After what I’m sure was an exhaustive examination, Robinson concluded, as the headline on his story trumpeted: “For politics in the South, race divide is defining.” The gist of the story, like so many before it, is that the Republican “Southern Strategy” worked and that whites in the South won’t vote for Democrats because of race.
In what I’m certain was a matter of sheer coincidence, The Times reporter went to my hometown of Philadelphia to follow Democratic nominee Johnny DuPree’s campaign. On the day in question, DuPree was speaking to the local Rotary Club.
That coincidence laid the groundwork for the reporter to mention that the Ku Klux Klan murdered civil rights workers Andrew Goodman, Michael Schwerner and James Chaney in Neshoba County in 1964 and that Republican Ronald Reagan kicked off his successful 1980 campaign for president at the Neshoba County Fair.
Citation of those events is an opportunity to illustrate what the Times through various writers has argued since 1980 – that Reagan’s speech at Neshoba represented some type of philosophical handoff of the baton of racism from the old racist Democrats of the 1960s to the new racist Republicans in 1980 and beyond.
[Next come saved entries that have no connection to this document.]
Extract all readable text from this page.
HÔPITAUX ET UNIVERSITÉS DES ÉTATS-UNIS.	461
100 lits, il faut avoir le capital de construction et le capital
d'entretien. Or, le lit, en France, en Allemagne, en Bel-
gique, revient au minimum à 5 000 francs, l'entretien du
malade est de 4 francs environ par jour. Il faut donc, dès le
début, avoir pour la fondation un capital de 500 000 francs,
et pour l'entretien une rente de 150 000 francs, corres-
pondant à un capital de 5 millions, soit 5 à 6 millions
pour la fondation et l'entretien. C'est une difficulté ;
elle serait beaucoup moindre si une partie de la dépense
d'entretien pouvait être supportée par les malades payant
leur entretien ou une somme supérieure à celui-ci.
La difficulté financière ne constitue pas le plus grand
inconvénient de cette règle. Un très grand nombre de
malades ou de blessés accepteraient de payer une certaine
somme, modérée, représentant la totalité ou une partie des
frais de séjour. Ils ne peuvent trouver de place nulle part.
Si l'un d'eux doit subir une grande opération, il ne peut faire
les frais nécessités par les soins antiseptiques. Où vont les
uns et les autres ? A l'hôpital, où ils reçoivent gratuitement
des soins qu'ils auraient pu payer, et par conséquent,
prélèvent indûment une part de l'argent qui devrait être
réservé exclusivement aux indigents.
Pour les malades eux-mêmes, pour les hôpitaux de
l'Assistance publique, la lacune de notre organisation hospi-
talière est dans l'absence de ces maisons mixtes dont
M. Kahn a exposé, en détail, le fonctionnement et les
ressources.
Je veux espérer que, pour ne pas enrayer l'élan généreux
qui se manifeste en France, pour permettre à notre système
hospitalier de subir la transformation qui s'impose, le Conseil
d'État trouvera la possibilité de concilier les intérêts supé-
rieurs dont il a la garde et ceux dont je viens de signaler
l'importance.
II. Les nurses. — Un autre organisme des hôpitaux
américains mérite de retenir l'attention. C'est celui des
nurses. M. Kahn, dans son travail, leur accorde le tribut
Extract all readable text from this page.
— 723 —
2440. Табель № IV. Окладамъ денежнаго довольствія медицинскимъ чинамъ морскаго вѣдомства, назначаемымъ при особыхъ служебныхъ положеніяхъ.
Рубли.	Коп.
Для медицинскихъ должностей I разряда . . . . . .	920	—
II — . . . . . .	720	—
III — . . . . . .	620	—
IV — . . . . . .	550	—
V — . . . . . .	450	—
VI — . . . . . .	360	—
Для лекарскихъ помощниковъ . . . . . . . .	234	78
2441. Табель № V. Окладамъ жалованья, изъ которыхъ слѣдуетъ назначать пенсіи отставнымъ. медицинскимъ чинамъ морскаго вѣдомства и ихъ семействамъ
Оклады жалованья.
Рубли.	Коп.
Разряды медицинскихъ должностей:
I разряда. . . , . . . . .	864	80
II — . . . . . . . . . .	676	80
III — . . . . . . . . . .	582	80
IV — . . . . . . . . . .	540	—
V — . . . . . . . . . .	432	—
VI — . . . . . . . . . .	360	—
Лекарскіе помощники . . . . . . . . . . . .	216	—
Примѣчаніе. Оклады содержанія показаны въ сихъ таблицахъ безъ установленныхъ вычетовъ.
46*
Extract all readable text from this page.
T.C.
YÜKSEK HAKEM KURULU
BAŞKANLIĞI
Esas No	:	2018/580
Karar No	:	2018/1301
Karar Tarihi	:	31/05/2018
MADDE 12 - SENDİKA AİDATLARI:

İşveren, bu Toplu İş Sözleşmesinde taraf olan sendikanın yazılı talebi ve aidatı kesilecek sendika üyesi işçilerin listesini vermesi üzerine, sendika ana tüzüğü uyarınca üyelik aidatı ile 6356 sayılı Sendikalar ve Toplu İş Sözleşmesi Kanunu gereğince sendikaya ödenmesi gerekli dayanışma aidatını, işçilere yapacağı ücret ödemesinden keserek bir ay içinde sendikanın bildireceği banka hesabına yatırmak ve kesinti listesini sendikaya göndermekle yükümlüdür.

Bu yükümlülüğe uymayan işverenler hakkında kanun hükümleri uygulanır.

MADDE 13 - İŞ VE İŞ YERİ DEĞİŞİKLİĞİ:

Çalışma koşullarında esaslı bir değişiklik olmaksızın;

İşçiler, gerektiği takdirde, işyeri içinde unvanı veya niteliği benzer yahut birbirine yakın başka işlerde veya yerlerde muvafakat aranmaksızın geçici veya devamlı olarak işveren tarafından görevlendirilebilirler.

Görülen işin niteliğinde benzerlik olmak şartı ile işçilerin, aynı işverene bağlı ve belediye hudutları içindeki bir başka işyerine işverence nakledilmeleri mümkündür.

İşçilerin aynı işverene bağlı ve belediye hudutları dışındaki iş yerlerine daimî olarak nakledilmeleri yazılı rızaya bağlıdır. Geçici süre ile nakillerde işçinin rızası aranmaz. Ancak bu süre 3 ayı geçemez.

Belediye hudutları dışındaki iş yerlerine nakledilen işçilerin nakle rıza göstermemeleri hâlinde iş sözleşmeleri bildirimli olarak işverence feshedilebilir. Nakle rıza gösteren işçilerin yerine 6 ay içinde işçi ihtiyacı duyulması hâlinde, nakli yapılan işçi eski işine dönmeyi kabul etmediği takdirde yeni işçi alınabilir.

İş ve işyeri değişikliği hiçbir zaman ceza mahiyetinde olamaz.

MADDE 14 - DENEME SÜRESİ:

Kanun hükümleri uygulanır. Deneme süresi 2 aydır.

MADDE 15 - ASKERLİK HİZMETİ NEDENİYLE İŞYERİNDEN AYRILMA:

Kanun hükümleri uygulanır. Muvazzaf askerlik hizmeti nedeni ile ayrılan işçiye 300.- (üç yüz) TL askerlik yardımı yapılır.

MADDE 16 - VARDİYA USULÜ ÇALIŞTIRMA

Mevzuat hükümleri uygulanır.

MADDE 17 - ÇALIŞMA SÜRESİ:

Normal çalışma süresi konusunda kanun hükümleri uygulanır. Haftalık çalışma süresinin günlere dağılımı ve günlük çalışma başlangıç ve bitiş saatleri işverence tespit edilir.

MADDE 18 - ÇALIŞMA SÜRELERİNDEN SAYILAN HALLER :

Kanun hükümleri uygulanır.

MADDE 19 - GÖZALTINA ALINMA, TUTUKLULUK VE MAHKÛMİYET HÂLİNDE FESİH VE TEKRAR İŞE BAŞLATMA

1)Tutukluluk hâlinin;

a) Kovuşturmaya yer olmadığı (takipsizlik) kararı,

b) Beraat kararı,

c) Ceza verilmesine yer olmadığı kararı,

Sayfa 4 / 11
That argument fails on any number of levels. First and foremost is the size and scope of the Democratic Party’s political turf in Mississippi against a GOP that couldn’t elect a governor in Mississippi until 1991. Democrats control the Mississippi House, are within striking distance in the state Senate, and control the majority of municipal and county governments statewide. To his credit, the visiting reporter admitted that a 92 percent white majority in Alcorn County elected Eric Powell as their state senator in 2007, but found a source who said that wouldn’t survive the GOP’s political onslaught.
By contrast, Republicans dominate the state’s congressional delegation and statewide offices. No arguments there, but that fact begs the question of why and once again The Times lays the blame or credit – depending on one’s political allegiance – for that fact at the feet of racism.
So let me understand this: Mississippians will elect Democrats in local and county politics and in state legislative politics, but not at the highest levels. Racism in Mississippi apparently gets stronger when we got to the political level of agriculture commissioner than it does for mayor or sheriff or even state senator.
A more rational assessment might be that in local, county, even state legislative politics, social issues aren’t part of the political debate. In Mississippi, for good or ill, there remains a rather wide chasm between Democratic Party philosophies on issues like gun rights, abortion, and the priorities for which the nation taxes and spends. In local politics, it’s character and competence. Party matters less.
In choosing Philadelphia, Mississippi, as the backdrop for the story alleging that race is the great divide between Democrats and Republicans and white and blacks, the Times reporter ignored one inconvenient truth – the fact that Philadelphia has an African-American Democrat mayor elected by a white majority that votes Republican in presidential elections.
So the white majority in Neshoba County were racist on rejecting a black Democrat president, but not racist on electing a black Democrat mayor? And they are meant to be the examples of why the Democratic Party can’t win statewide in Mississippi and in the South? The logic of that conclusion by the nation’s newspaper of record eludes me – but it sticks to a consistent script.